The move comes after about 30 scientists from 11 countries called for the abolition of the “discriminatory” language used to distinguish the monopoly virus from a report released last week. (Image courtesy)

The World Health Organization (WHO) is considering changing the name of the monkey to avoid the stigma and discrimination associated with it as the virus continues to spread to humans.
Tedros Adhanom Ghebreyesus, Director-General of WHO said the organization was “working with partners and experts from around the world to change the name of the monster virus, its stages and the underlying disease”.
The move comes after about 30 scientists from 11 countries called for the abolition of the “discriminatory” language used to distinguish the monopoly virus from a report released last week.

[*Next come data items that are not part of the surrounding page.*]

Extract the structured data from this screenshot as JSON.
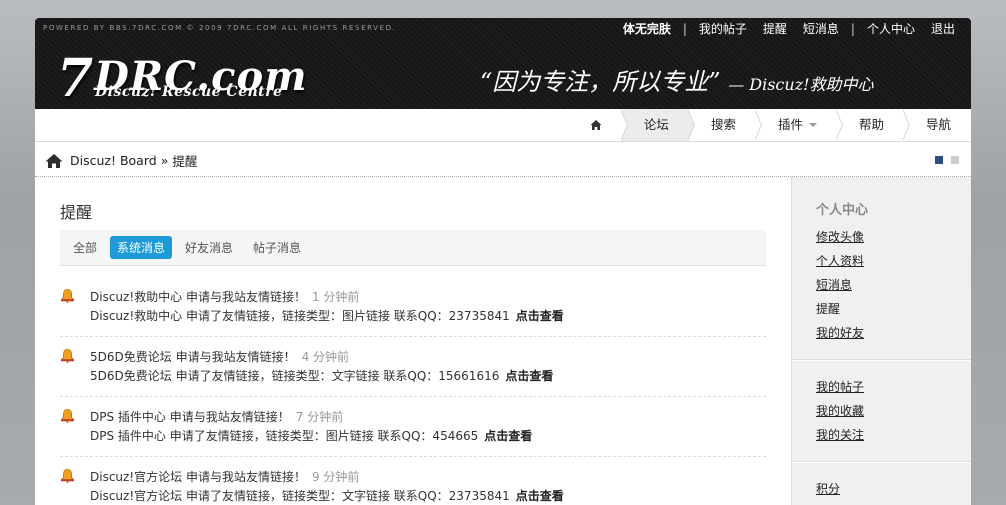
{
  "header": {
    "powered": "POWERED BY BBS.7DRC.COM © 2009 7DRC.COM ALL RIGHTS RESERVED.",
    "toplinks": [
      "体无完肤",
      "我的帖子",
      "提醒",
      "短消息",
      "个人中心",
      "退出"
    ],
    "logo_main": "DRC.com",
    "logo_seven": "7",
    "logo_sub": "Discuz! Rescue Centre",
    "slogan": "“因为专注，所以专业”",
    "slogan_tail": "— Discuz!救助中心"
  },
  "nav": {
    "items": [
      "论坛",
      "搜索",
      "插件",
      "帮助",
      "导航"
    ],
    "active": "论坛"
  },
  "breadcrumb": {
    "root": "Discuz! Board",
    "sep": "»",
    "current": "提醒"
  },
  "main": {
    "title": "提醒",
    "tabs": [
      "全部",
      "系统消息",
      "好友消息",
      "帖子消息"
    ],
    "active_tab": "系统消息",
    "notices": [
      {
        "from": "Discuz!救助中心",
        "action": "申请与我站友情链接！",
        "time": "1 分钟前",
        "detail": "Discuz!救助中心 申请了友情链接，链接类型：图片链接 联系QQ：23735841",
        "link": "点击查看"
      },
      {
        "from": "5D6D免费论坛",
        "action": "申请与我站友情链接！",
        "time": "4 分钟前",
        "detail": "5D6D免费论坛 申请了友情链接，链接类型：文字链接 联系QQ：15661616",
        "link": "点击查看"
      },
      {
        "from": "DPS 插件中心",
        "action": "申请与我站友情链接！",
        "time": "7 分钟前",
        "detail": "DPS 插件中心 申请了友情链接，链接类型：图片链接 联系QQ：454665",
        "link": "点击查看"
      },
      {
        "from": "Discuz!官方论坛",
        "action": "申请与我站友情链接！",
        "time": "9 分钟前",
        "detail": "Discuz!官方论坛 申请了友情链接，链接类型：文字链接 联系QQ：23735841",
        "link": "点击查看"
      }
    ]
  },
  "sidebar": {
    "title": "个人中心",
    "group1": [
      "修改头像",
      "个人资料",
      "短消息",
      "提醒",
      "我的好友"
    ],
    "group2": [
      "我的帖子",
      "我的收藏",
      "我的关注"
    ],
    "group3": [
      "积分"
    ]
  },
  "colors": {
    "accent": "#1e9bd7",
    "dark_header": "#1b1b1b",
    "slide_dot": "#2a4f8a"
  }
}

In an article posted on virological.org last week, scientists pushed out the “urgent need for a non-discriminatory and non-monotheistic name” and encouraged renaming the virus by numbers.
In the report, scientists raised concerns about the “prevailing view” in international media and scientific literature that the monopoly virus is endemic in some parts of Africa. “However, it has been found that almost every MPXV outbreak in Africa before the outbreak of 2022, has been the result of animal extinction in humans and there have been rare reports of human-to-human transmission,” they said.
Scientists warn of “an increase in media coverage and among many scientists who are trying to link the current global outbreak in Africa or West Africa, or Nigeria”.
They also suggested that the virus be broadly classified as “hMPXV” by its various meanings in neutral lines such as A, A.1, A.1.1, B.1.
The announcement of the new name would be made “immediately,” says Tedros.
This is not the first time that viruses have given place names. Similar concerns have been raised with the emergence of a new COVID-19 and its variants. When coronavirus was first discovered, people all over the world called it the Chinese virus or Wuhan, and the emergence of COVID strain in South Africa led to a travel ban. In response, WHO introduced a naming system that referred to new varieties such as the Greek alphabet.